Jean-Christophe Lagarde lui tend la main mais vous, vous avez dit que tant que vous serez là, il n’y aura pas d’OPA sur le centre.

C’est exactement cela. Le centre est une famille politique qui a une vision originale de l’avenir. Depuis l’élection de François Hollande, elle a notamment mis en cause la politique économique qui a été suivie et qui donne des résultats désastreux. Or, l’inspirateur de la politique économique pendant les deux premières années et le responsable direct au ministère de l’Economie pendant les deux années suivantes est monsieur Emmanuel Macron. Donc vouloir ou accepter l’idée que monsieur Macron pourrait proposer autre chose que ce qui a été suivi pendant ces quatre dernières années, ce serait faire preuve d’une naïveté excessive. D’autre part, quand vous regardez la manière dont tout cela est organisé, vous voyez là un projet de société qui ne correspond pas au nôtre. Je l’ai dit parce qu’il était nécessaire qu’il n’y ait aucune ambiguïté. 

Beaucoup de français sont déboussolés, Juppé, Hollande, Sarkozy, Le Pen, c’est ça l’avenir de la France ? 

Je pense qu’Alain Juppé propose une attitude politique différente. Il est le seul qui ait pris de la distance à l’égard des appareils de parti. D’ailleurs les appareils de parti lui rendent bien. C’est parce qu’il a pris cette distance qu’il peut proposer une démarche de rassemblement ce qui pour moi est vital.

Le MoDem fait sa rentrée dans le Morbihan ce week-end. Dans le dernier baromètre Paris Match, vous êtes la deuxième personnalité préférée des Français, juste derrière Alain Juppé. Mais sur qui comptez-vous vous appuyer si vous êtes candidat à la présidentielle ? Jean Lassalle, qui vous était très fidèle, fait cavalier seul. Être libre, est-ce être seul ?

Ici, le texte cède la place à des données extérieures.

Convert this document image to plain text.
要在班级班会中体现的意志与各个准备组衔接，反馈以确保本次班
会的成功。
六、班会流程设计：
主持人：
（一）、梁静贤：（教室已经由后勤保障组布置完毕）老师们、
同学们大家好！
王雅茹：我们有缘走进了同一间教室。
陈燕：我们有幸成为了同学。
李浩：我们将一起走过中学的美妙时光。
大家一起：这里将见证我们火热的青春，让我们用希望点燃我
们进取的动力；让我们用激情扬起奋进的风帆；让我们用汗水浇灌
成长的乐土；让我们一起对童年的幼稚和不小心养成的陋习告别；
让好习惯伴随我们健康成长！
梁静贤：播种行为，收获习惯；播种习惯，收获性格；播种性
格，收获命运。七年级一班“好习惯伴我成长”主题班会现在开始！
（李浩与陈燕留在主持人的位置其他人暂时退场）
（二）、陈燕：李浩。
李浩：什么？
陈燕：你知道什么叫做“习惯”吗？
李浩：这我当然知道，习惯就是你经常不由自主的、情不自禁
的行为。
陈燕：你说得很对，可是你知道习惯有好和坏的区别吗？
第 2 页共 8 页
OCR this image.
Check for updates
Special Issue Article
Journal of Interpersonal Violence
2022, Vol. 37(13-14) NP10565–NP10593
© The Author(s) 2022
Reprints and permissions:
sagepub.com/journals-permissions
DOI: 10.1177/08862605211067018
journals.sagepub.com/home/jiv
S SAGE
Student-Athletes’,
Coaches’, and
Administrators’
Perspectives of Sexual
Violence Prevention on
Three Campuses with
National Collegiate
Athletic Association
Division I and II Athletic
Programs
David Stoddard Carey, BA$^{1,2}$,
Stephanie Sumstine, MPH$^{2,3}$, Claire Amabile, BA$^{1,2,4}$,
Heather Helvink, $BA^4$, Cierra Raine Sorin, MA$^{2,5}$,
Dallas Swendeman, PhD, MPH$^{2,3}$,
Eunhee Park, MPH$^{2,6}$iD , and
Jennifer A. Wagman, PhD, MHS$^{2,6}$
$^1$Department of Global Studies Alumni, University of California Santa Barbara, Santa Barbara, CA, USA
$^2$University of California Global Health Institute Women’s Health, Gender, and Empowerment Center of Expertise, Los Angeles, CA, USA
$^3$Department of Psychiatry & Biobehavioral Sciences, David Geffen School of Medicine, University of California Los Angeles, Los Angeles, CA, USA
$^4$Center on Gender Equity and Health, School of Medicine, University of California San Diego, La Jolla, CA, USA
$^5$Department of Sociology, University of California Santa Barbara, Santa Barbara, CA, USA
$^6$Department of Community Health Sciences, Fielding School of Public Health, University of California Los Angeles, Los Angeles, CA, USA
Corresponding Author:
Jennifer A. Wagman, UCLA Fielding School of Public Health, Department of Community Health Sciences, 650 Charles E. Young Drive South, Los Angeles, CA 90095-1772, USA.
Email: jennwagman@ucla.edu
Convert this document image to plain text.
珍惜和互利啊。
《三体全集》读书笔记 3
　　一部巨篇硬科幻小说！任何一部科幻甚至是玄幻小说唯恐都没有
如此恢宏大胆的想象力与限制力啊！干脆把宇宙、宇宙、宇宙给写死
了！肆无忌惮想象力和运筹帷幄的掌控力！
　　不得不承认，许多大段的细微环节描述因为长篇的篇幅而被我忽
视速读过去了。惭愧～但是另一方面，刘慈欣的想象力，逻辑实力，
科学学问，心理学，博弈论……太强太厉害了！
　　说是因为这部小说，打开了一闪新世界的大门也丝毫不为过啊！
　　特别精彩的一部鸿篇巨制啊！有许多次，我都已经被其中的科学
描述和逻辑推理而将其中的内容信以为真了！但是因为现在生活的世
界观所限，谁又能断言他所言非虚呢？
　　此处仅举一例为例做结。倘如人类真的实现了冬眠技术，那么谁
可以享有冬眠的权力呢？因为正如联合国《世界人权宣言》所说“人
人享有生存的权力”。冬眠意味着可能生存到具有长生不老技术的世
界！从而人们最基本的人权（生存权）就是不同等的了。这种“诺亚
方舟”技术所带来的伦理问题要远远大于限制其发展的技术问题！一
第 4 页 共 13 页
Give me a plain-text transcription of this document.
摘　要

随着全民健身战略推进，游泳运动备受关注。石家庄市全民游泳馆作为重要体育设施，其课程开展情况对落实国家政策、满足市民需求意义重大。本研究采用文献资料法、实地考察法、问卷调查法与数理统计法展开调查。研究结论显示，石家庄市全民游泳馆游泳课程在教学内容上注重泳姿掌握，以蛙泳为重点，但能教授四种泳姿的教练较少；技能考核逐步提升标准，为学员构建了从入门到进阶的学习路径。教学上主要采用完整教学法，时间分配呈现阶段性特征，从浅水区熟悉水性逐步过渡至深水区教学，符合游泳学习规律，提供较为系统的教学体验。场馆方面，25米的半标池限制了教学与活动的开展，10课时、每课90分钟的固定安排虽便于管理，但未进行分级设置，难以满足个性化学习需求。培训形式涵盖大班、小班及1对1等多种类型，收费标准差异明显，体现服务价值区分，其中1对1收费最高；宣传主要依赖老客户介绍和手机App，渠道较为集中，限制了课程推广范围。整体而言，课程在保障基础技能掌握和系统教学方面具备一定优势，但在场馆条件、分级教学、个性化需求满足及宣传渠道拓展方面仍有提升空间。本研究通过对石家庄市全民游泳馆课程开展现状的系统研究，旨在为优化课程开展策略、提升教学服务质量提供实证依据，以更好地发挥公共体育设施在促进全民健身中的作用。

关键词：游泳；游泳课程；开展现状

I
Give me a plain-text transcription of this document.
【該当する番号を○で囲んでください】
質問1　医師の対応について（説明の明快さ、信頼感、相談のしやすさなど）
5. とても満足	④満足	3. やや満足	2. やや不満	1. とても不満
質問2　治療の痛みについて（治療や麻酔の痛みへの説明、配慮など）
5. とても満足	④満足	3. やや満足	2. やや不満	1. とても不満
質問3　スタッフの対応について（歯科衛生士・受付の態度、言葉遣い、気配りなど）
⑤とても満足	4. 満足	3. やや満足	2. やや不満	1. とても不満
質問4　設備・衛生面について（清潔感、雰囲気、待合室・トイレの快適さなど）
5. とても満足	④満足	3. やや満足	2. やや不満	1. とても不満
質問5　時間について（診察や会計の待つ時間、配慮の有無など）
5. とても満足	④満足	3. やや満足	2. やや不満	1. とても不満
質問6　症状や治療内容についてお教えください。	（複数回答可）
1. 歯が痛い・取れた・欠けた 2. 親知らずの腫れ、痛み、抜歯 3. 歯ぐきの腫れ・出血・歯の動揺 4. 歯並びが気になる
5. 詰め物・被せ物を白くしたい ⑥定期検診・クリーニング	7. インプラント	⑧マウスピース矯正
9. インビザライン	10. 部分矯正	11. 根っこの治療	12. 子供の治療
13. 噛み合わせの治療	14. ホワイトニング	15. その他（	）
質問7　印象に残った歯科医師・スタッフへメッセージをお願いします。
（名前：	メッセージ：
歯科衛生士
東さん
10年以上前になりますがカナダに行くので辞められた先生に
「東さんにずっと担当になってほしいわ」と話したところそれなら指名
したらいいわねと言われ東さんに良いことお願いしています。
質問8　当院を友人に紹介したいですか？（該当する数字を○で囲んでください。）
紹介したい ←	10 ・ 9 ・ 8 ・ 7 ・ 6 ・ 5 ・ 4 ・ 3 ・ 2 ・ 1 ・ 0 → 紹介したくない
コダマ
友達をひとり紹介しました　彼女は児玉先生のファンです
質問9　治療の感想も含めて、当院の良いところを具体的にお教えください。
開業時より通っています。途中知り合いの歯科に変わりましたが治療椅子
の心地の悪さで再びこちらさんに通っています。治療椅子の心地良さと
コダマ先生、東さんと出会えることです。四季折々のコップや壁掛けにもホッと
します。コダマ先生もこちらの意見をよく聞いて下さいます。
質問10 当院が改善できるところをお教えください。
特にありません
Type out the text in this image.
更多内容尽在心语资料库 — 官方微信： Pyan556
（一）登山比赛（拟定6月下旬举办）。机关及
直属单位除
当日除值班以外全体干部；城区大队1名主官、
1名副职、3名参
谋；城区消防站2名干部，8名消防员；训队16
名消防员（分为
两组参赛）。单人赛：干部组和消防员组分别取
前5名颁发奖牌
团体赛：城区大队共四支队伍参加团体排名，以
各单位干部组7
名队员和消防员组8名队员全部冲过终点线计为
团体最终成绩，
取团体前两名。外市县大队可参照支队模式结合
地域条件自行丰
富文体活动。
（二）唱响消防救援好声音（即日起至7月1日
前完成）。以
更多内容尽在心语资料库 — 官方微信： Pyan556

Sûrement pas. Les enquêtes que vous venez de citer montrent qu’il y a un très fort soutien dans l’opinion publique française à une proposition politique différente de celle des deux grands partis qui exercent le pouvoir depuis 30 ans. L’équipe qui soutient cette volonté pour le pays existe, elle est plus soudée qu’aucune autre équipe et parmi les élus, elle est forte ! Simplement, depuis très longtemps, le centre a renoncé à exister mais il ne demande qu’à renaître ! Partout dans le pays, il y a des responsables qui se retrouvent dans cette vision et je dis que le centre existera et gouvernera la France le jour où il acceptera d’être uni et indépendant. Aujourd’hui, la plupart de ces responsables se retrouvent autour d’Alain Juppé. Ils retrouvent là une possibilité, une compatibilité pour changer la vie politique française. C’est une force, simplement c’est une force qui ne s’est pas révélée depuis longtemps !

Jacques Chirac est toujours hospitalisé. Vous avez été son ministre de l’Éducation nationale et de l’enseignement supérieur pendant deux ans. Vous êtes j’imagine affecté par ce qui lui arrive.

C’est très émouvant. Vous voyez cet homme qui a été une force, qui a renversé les obstacles, qui a occupé les plus hautes fonctions, qui a été sous le feu des projecteurs pendant 30 ans et qui tout d’un coup se retrouve dans la fragilité d’un homme malade et dans un temps d’inquiétude. Toute sa famille est prise dans ce maelström. Je pense beaucoup à Claude Chirac qui traverse toutes ces épreuves.

Au-delà de vos divergences ancestrales, que saluez-vous en Jacques Chirac ?

Je salue deux choses. La première c’est qu’il a toujours été soucieux de l’unité du pays. Peut-être pas assez : vous savez qu’il a regretté dans un livre de ne pas avoir suivi l’option que j’avais proposée en 2002 de faire l’union nationale. Mais il a constamment été soucieux de l’unité de la société française. Il n’a jamais voulu entrer dans cette manière d’attiser les détestations. Je salue une deuxième chose : ce qu’il a fait au moment de la guerre en Irak. Je suis monté à la tribune contre beaucoup de mes amis pour dire qu’il avait raison de s’opposer à la guerre en Irak et je lui ai apporté un soutien sans faille alors que beaucoup étaient tentés par un alignement sur les Américains. Ce jour-là, en manifestant l’indépendance de la France, il a servi l’intérêt du pays.